Wo arbeiten Sie derzeit in was für einer Position/ in welchem Bereich arbeiten Sie dort? Was sind Ihre Aufgaben?

Derzeit bin ich Stipendiatin am Max-Planck-Institut (MPI) Magdeburg und arbeite dort als Doktorandin in der Gruppe „Computational Methods in Systems and Control Theory“. Nebenbei bin ich als Tutor an der Uni Magdeburg tätig.

Wie haben Sie diese Position erlangt bzw. wie sieht Ihr beruflicher Werdegang aus?

Nachdem ich meinen Bachelorabschluss an der Uni Göttingen erhalten hatte, begann im Oktober 2010 mein Masterstudium an der Uni Magdeburg und im November 2011 meine Tutorenstelle dort. Ich habe mich im Juli 2011 um eine Masterarbeit am MPI Magdeburg beworben, mit Erfolg.

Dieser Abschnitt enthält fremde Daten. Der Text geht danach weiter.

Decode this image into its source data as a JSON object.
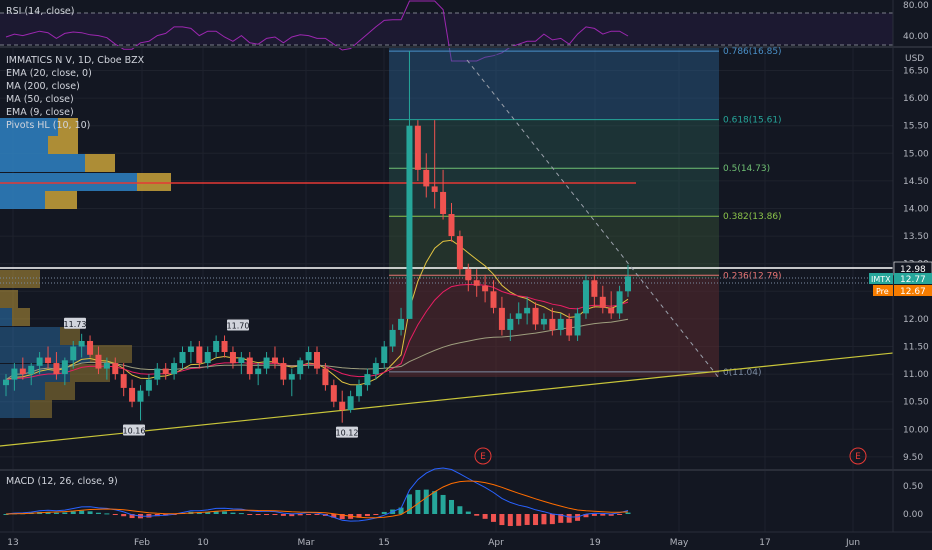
{
  "symbol": "IMMATICS N V, 1D, Cboe BZX",
  "indicators": [
    "EMA (20, close, 0)",
    "MA (200, close)",
    "MA (50, close)",
    "EMA (9, close)",
    "Pivots HL (10, 10)"
  ],
  "rsi_label": "RSI (14, close)",
  "macd_label": "MACD (12, 26, close, 9)",
  "currency": "USD",
  "colors": {
    "bg": "#131722",
    "up": "#26a69a",
    "down": "#ef5350",
    "yellow": "#c9c63a",
    "fib_red": "#b73c3c",
    "fib_green": "#2f5d4a",
    "fib_blue": "#2b5f8f"
  },
  "chart_data": {
    "type": "candlestick",
    "ylim": [
      9.5,
      17.0
    ],
    "price_ticks": [
      "16.50",
      "16.00",
      "15.50",
      "15.00",
      "14.50",
      "14.00",
      "13.50",
      "13.00",
      "12.50",
      "12.00",
      "11.50",
      "11.00",
      "10.50",
      "10.00",
      "9.50"
    ],
    "x_labels": [
      "13",
      "Feb",
      "10",
      "Mar",
      "15",
      "Apr",
      "19",
      "May",
      "17",
      "Jun"
    ],
    "rsi_ticks": [
      "80.00",
      "40.00"
    ],
    "macd_ticks": [
      "0.50",
      "0.00"
    ],
    "fib_levels": [
      {
        "label": "0.786(16.85)",
        "value": 16.85
      },
      {
        "label": "0.618(15.61)",
        "value": 15.61
      },
      {
        "label": "0.5(14.73)",
        "value": 14.73
      },
      {
        "label": "0.382(13.86)",
        "value": 13.86
      },
      {
        "label": "0.236(12.79)",
        "value": 12.79
      },
      {
        "label": "0(11.04)",
        "value": 11.04
      }
    ],
    "pivots": [
      {
        "label": "11.73",
        "value": 11.73
      },
      {
        "label": "11.70",
        "value": 11.7
      },
      {
        "label": "10.16",
        "value": 10.16
      },
      {
        "label": "10.12",
        "value": 10.12
      }
    ],
    "price_labels": [
      {
        "text": "12.98",
        "kind": "last-line"
      },
      {
        "text": "IMTX",
        "kind": "ticker"
      },
      {
        "text": "12.77",
        "kind": "current"
      },
      {
        "text": "Pre",
        "kind": "pre-tag"
      },
      {
        "text": "12.67",
        "kind": "pre"
      }
    ],
    "events": [
      "E",
      "E"
    ],
    "candles": [
      [
        10.8,
        11.0,
        10.6,
        10.9
      ],
      [
        10.9,
        11.2,
        10.7,
        11.1
      ],
      [
        11.1,
        11.3,
        10.9,
        11.0
      ],
      [
        11.0,
        11.2,
        10.8,
        11.15
      ],
      [
        11.15,
        11.4,
        11.0,
        11.3
      ],
      [
        11.3,
        11.5,
        11.1,
        11.2
      ],
      [
        11.2,
        11.4,
        10.9,
        11.0
      ],
      [
        11.0,
        11.3,
        10.8,
        11.25
      ],
      [
        11.25,
        11.6,
        11.1,
        11.5
      ],
      [
        11.5,
        11.73,
        11.3,
        11.6
      ],
      [
        11.6,
        11.7,
        11.3,
        11.35
      ],
      [
        11.35,
        11.5,
        11.0,
        11.1
      ],
      [
        11.1,
        11.3,
        10.9,
        11.2
      ],
      [
        11.2,
        11.3,
        10.9,
        11.0
      ],
      [
        11.0,
        11.2,
        10.6,
        10.75
      ],
      [
        10.75,
        10.9,
        10.4,
        10.5
      ],
      [
        10.5,
        10.8,
        10.16,
        10.7
      ],
      [
        10.7,
        11.0,
        10.6,
        10.9
      ],
      [
        10.9,
        11.2,
        10.8,
        11.1
      ],
      [
        11.1,
        11.2,
        10.9,
        11.0
      ],
      [
        11.0,
        11.3,
        10.9,
        11.2
      ],
      [
        11.2,
        11.5,
        11.1,
        11.4
      ],
      [
        11.4,
        11.6,
        11.2,
        11.5
      ],
      [
        11.5,
        11.6,
        11.1,
        11.2
      ],
      [
        11.2,
        11.5,
        11.1,
        11.4
      ],
      [
        11.4,
        11.7,
        11.3,
        11.6
      ],
      [
        11.6,
        11.7,
        11.3,
        11.4
      ],
      [
        11.4,
        11.5,
        11.1,
        11.2
      ],
      [
        11.2,
        11.4,
        11.0,
        11.3
      ],
      [
        11.3,
        11.4,
        10.9,
        11.0
      ],
      [
        11.0,
        11.2,
        10.8,
        11.1
      ],
      [
        11.1,
        11.4,
        11.0,
        11.3
      ],
      [
        11.3,
        11.5,
        11.1,
        11.2
      ],
      [
        11.2,
        11.3,
        10.8,
        10.9
      ],
      [
        10.9,
        11.1,
        10.6,
        11.0
      ],
      [
        11.0,
        11.3,
        10.9,
        11.25
      ],
      [
        11.25,
        11.5,
        11.1,
        11.4
      ],
      [
        11.4,
        11.5,
        11.0,
        11.1
      ],
      [
        11.1,
        11.2,
        10.7,
        10.8
      ],
      [
        10.8,
        10.9,
        10.4,
        10.5
      ],
      [
        10.5,
        10.7,
        10.12,
        10.35
      ],
      [
        10.35,
        10.7,
        10.3,
        10.6
      ],
      [
        10.6,
        10.9,
        10.5,
        10.8
      ],
      [
        10.8,
        11.1,
        10.7,
        11.0
      ],
      [
        11.0,
        11.3,
        10.9,
        11.2
      ],
      [
        11.2,
        11.6,
        11.1,
        11.5
      ],
      [
        11.5,
        11.9,
        11.4,
        11.8
      ],
      [
        11.8,
        12.2,
        11.7,
        12.0
      ],
      [
        12.0,
        16.85,
        12.0,
        15.5
      ],
      [
        15.5,
        15.6,
        14.5,
        14.7
      ],
      [
        14.7,
        15.0,
        14.2,
        14.4
      ],
      [
        14.4,
        15.6,
        14.0,
        14.3
      ],
      [
        14.3,
        14.7,
        13.8,
        13.9
      ],
      [
        13.9,
        14.1,
        13.4,
        13.5
      ],
      [
        13.5,
        13.6,
        12.8,
        12.9
      ],
      [
        12.9,
        13.0,
        12.5,
        12.7
      ],
      [
        12.7,
        12.9,
        12.4,
        12.6
      ],
      [
        12.6,
        12.8,
        12.3,
        12.5
      ],
      [
        12.5,
        12.7,
        12.1,
        12.2
      ],
      [
        12.2,
        12.4,
        11.7,
        11.8
      ],
      [
        11.8,
        12.1,
        11.6,
        12.0
      ],
      [
        12.0,
        12.3,
        11.9,
        12.1
      ],
      [
        12.1,
        12.4,
        11.9,
        12.2
      ],
      [
        12.2,
        12.3,
        11.8,
        11.9
      ],
      [
        11.9,
        12.1,
        11.8,
        12.0
      ],
      [
        12.0,
        12.2,
        11.7,
        11.8
      ],
      [
        11.8,
        12.1,
        11.7,
        12.0
      ],
      [
        12.0,
        12.1,
        11.6,
        11.7
      ],
      [
        11.7,
        12.2,
        11.6,
        12.1
      ],
      [
        12.1,
        12.8,
        12.0,
        12.7
      ],
      [
        12.7,
        12.8,
        12.2,
        12.4
      ],
      [
        12.4,
        12.6,
        12.1,
        12.2
      ],
      [
        12.2,
        12.5,
        12.0,
        12.1
      ],
      [
        12.1,
        12.6,
        12.0,
        12.5
      ],
      [
        12.5,
        12.98,
        12.4,
        12.77
      ]
    ]
  }
}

Bevor die Arbeit begann, absolvierte ich ein circa 3-monatiges Praktikum (Mitte August bis Anfang November) bei der Hella KGaA Hueck & Co. in Lippstadt. Anschließend startete ich mit der Einführung in das Thema der Masterarbeit in Form eines „Wissenschaftlichen Projekts“ und darauf folgte die eigentliche Masterarbeit. Am 20. September 2012 erhielt ich meinen Masterabschluss und bin seit Oktober 2012 als Promotionsstudentin an der Uni Magdeburg immatrikuliert. Von Oktober-Dezember 2012 war ich als Research Visitor am Oxford Center for Collaborative Applied Mathematics (OCCAM), University of Oxford, tätig (nach erfolgreicher Bewerbung um ein Stipendium, das sogenannte OCCAM Visiting Studentship (OVS)). Seit 2013 bin ich PhD Researcher am MPI Magdeburg.

Warum haben Sie sich nach dem Studium für die Promotion entschieden?

Die Beschäftigung am MPI Magdeburg während meiner Masterarbeit hat mir viel Spaß bereitet und mein Interesse stets geweckt. Ich bekam dann die große Chance, an das Thema der Masterarbeit in Form einer Promotion anzuknüpfen. Zudem wollte ich gerne mathematische Forschung betreiben und weiter an der Uni tätig sein.

Wie hat Sie das Studium in Göttingen auf Ihre derzeitige Tätigkeit vorbereitet?

Das Studium in Göttingen hat natürlich die Grundlagen geschaffen für das, was ich jetzt tue. Es hat mir die Welt der Mathematik gezeigt mit ihren vielen verschiedenen Teilgebieten. Von diesen Gebieten habe ich das für mich passende entdeckt und vertiefen können.

Denken Sie an Ihre Studienzeit in Göttingen zurück…

Ich habe Göttingen im September 2010 verlassen. Ich denke zurück mit dem Gedanken, was hätte man anders/besser machen können. Ich bin z.B. zwischen Göttingen und meiner Heimat gependelt, wodurch ich viele Sachen, seien es Veranstaltungen der Universität und der Stadt oder einfach nur das "echte" Studentenleben, verpasst habe und Göttingen nicht wirklich gut kennenlernen konnte. Erst in Magdeburg habe ich all diese Dinge mit viel Freude erlebt.

Welche Tipps geben Sie Studierenden und Berufseinsteigern/innen mit auf den Weg?

Auf jeden Fall niemals aufgeben, wenn man ein Ziel vor Augen hat, sondern kämpfen. Mir persönlich fielen z.B. die ersten zwei Semester des Bachelorstudiums ziemlich schwer und ich habe oft gezweifelt. Wenn ich sehe, wo ich heute stehe und was ich alles während der Studienzeit bis zum heutigen Tag erleben durfte, hat sich der Kampf mehr als ausgezahlt und macht mich auch ein wenig stolz.